No meio do lero-lero eclesiástico que caracteriza o relatório final do Sínodo, há uma definição de “sinodalidade”: “é o caminhar junto dos cristãos com Cristo em direção ao Reino de Deus, em união com toda a humanidade; orientada à missão, ela compreende o reunir-se em assembleia nos diversos níveis da vida eclesial, a escuta recíproca, o diálogo, o discernimento comunitário, a formação de consensos como expressão da presença do Cristo vivo no Espírito e a tomada de decisões em uma corresponsabilidade diferenciada”. Mas, se o discurso diz que todos deveriam ser ouvidos, por que os tradicionalistas – e tantos outros, como diz Weigel – foram silenciados? Por que o Sínodo deu a impressão de que os únicos que tinham algo a dizer eram os revolucionários do padre James Martin e os movimentos de mulheres que querem ser ordenadas?
Se o discurso sobre sinodalidade diz que todos deveriam ser ouvidos, por que os tradicionalistas – e tantos outros – foram silenciados?
Weigel afirma que o Sínodo da Sinodalidade foi propagandeado como a coisa mais incrível a acontecer na Igreja desde o Concílio Vaticano II, mas vai entrar para história como algo cujo efeito na vida dos católicos será mínimo, bastante inferior a vários outros eventos como algumas Jornadas Mundiais da Juventude e outros Sínodos, como os dedicados à África, em 1994 e 2009. O irônico é que o hype foi criado pelos mesmos que serão as “vítimas” (no sentido de que não conseguiram o que queriam) do flop, os mesmos que vivem insistindo que suas vozes “precisam ser ouvidas” quando já são eles os que mais falam por aí, e isso há décadas. Uma ínfima minoria do bilhão de católicos em todo o mundo participou de qualquer coisa no processo sinodal, mas os militantes criaram um processo de três anos para dar a impressão de que estavam “ouvindo toda a Igreja”. Eles conseguiram montar e aparelhar uma assembleia global. E mesmo assim não deu em nada – e que tenha sido assim é demonstração de que o Espírito Santo agiu no Sínodo, como afirma Weigel citando um bispo.

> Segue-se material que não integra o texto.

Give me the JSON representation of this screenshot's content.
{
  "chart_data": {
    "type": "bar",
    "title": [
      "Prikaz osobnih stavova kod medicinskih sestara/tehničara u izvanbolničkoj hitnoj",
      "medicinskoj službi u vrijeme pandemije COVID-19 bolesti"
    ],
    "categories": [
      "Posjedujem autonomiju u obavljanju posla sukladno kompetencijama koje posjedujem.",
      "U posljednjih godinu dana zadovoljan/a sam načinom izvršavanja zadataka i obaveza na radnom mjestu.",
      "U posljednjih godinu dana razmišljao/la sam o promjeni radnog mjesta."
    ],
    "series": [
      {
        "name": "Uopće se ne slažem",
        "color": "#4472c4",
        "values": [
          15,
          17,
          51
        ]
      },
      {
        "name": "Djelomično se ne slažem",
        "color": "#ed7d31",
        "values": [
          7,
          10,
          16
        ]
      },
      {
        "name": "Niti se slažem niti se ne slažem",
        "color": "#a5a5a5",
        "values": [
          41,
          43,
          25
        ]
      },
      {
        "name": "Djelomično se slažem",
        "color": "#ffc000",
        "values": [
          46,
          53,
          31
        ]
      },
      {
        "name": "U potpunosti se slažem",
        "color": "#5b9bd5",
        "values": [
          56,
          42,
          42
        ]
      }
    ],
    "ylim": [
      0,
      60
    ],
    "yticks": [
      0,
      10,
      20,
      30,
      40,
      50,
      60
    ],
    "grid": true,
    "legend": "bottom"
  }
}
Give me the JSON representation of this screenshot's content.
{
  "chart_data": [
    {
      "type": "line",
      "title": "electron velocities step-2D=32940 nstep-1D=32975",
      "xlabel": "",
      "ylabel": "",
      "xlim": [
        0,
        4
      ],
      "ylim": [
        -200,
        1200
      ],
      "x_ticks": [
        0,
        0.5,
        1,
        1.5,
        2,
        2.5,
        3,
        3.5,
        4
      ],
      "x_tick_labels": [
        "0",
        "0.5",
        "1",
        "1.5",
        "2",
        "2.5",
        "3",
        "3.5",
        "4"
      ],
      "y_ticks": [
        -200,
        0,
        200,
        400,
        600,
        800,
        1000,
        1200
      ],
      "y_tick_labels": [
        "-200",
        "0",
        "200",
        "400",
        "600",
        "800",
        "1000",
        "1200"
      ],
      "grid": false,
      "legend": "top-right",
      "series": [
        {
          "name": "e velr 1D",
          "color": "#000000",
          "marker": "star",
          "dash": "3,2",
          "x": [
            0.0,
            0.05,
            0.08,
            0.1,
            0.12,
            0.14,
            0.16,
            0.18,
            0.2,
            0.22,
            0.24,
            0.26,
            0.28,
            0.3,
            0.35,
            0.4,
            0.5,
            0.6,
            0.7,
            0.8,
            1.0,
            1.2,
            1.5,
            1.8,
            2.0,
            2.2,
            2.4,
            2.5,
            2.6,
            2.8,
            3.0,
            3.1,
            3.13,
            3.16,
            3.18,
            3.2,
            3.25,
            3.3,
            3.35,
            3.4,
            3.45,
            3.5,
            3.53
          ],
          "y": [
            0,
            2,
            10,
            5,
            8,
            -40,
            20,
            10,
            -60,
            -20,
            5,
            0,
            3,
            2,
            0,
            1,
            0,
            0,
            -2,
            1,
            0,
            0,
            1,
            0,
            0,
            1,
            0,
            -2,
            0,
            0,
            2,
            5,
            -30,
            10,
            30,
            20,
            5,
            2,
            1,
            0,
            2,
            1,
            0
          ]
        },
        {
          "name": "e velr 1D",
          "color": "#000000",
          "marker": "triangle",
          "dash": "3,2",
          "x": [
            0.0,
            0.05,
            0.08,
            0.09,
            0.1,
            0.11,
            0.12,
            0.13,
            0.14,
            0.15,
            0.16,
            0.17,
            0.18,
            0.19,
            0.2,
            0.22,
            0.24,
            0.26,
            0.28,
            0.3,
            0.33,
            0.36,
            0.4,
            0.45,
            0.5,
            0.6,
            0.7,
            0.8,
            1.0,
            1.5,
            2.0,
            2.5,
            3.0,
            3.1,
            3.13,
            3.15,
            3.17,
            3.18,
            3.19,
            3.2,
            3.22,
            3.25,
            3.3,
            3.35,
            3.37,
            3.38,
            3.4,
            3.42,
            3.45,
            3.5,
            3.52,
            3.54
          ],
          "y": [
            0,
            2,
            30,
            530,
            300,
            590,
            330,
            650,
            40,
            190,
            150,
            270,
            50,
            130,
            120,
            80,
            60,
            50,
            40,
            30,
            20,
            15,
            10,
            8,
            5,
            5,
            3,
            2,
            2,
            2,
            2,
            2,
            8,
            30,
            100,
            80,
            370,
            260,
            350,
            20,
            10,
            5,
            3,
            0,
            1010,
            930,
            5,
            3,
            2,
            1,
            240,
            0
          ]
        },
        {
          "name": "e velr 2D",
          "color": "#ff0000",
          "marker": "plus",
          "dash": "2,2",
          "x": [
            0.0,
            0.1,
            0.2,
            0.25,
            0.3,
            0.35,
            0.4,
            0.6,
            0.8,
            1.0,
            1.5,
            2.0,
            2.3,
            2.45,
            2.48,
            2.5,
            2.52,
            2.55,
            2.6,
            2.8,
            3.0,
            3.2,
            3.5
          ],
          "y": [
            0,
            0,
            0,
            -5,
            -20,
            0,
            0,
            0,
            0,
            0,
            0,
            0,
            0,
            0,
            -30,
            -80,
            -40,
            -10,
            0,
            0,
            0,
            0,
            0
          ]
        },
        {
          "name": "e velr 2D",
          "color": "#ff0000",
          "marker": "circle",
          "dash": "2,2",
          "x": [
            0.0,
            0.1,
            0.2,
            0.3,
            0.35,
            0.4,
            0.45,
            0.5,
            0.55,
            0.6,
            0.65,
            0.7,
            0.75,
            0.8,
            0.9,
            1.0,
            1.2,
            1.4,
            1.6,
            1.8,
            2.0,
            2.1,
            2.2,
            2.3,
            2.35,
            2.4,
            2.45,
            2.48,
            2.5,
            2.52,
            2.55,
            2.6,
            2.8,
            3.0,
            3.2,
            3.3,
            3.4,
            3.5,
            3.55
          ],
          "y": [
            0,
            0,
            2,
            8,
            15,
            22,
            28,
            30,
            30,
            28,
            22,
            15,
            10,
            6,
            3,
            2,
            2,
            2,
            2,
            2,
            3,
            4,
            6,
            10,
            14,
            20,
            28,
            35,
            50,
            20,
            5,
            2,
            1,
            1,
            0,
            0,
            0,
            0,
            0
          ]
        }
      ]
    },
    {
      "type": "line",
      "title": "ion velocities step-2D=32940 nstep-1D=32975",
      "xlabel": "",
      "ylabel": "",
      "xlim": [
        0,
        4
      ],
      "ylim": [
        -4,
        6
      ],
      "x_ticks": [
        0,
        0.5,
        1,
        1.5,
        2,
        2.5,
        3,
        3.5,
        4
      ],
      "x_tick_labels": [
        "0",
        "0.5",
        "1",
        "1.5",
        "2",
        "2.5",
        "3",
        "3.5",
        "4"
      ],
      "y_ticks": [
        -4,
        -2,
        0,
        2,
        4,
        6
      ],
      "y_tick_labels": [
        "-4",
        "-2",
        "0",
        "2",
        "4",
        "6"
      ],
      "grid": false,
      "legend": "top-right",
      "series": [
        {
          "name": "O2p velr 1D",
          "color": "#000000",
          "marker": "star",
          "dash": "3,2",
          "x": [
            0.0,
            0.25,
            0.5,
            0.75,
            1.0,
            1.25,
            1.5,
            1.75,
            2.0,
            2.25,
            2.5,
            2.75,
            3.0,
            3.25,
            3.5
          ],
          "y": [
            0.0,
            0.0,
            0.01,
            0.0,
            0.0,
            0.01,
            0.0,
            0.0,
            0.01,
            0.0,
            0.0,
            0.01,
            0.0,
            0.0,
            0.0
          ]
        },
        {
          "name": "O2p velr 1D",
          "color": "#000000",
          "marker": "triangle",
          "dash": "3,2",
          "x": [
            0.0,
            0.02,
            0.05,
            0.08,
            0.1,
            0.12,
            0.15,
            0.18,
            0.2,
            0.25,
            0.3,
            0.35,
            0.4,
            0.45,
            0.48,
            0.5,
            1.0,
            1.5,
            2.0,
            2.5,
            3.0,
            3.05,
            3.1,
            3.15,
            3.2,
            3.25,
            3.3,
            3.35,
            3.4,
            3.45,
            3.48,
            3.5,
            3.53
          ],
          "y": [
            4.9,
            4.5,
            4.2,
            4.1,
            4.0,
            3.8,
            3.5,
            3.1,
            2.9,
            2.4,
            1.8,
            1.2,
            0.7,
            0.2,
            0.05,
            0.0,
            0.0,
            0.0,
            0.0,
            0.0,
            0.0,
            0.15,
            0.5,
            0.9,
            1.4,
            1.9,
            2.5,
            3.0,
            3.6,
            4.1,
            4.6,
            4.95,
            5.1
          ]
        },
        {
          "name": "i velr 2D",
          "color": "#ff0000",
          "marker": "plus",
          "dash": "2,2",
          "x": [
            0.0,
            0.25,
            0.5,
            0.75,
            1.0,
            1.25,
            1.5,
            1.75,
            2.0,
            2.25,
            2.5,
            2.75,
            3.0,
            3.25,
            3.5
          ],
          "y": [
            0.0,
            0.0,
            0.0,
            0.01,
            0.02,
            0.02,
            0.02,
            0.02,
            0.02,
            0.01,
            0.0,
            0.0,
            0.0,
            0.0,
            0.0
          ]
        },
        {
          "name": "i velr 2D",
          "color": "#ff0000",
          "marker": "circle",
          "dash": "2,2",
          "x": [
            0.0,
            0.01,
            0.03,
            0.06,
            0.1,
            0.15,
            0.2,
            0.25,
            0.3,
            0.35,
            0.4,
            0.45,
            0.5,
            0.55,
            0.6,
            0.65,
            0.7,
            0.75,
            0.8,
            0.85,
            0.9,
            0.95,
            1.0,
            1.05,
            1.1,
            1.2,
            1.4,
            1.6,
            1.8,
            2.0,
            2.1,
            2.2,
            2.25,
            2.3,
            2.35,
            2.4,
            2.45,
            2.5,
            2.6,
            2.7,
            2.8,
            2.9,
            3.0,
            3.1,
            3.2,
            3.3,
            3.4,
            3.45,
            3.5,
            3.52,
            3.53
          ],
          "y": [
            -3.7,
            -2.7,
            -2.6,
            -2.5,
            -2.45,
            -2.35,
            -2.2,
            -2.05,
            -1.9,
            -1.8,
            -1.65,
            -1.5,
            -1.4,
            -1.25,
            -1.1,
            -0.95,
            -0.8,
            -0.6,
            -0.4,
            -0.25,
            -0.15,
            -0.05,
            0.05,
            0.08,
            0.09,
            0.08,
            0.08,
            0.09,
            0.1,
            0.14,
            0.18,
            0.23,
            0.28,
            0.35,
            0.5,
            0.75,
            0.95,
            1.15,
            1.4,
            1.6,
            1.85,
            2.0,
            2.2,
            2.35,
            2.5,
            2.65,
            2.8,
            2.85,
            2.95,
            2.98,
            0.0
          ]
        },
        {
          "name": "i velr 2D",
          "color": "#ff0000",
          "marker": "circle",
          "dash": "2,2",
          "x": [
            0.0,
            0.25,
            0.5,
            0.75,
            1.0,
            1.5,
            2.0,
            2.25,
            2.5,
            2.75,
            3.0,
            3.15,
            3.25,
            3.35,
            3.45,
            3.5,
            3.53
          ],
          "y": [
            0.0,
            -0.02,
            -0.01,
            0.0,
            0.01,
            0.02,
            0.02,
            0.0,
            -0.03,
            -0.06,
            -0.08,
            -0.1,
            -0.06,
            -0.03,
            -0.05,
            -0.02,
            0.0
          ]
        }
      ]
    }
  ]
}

Claro que os militantes não desistirão e continuarão tentando empurrar suas ideias como a solução para “revitalizar a Igreja”. Mas, se o papa Francisco quer mesmo a “Igreja em saída”, o “hospital de campanha”, precisa parar de dar ouvidos e prestígio a militantes vindos de locais marcados por um catolicismo decrépito, onde igrejas são vendidas e viram templos dos deuses modernos (do consumo ao prazer), e escutar com total abertura aqueles que vêm de onde o catolicismo é vibrante, onde há zelo eucarístico (“a Igreja vive da Eucaristia”, certo?), onde há vocações, onde se leva a fé a sério: as novas comunidades, os tradicionalistas, os africanos, e quem mais estiver por aí empenhado em levar Cristo a todos os lugares e realidades humanas.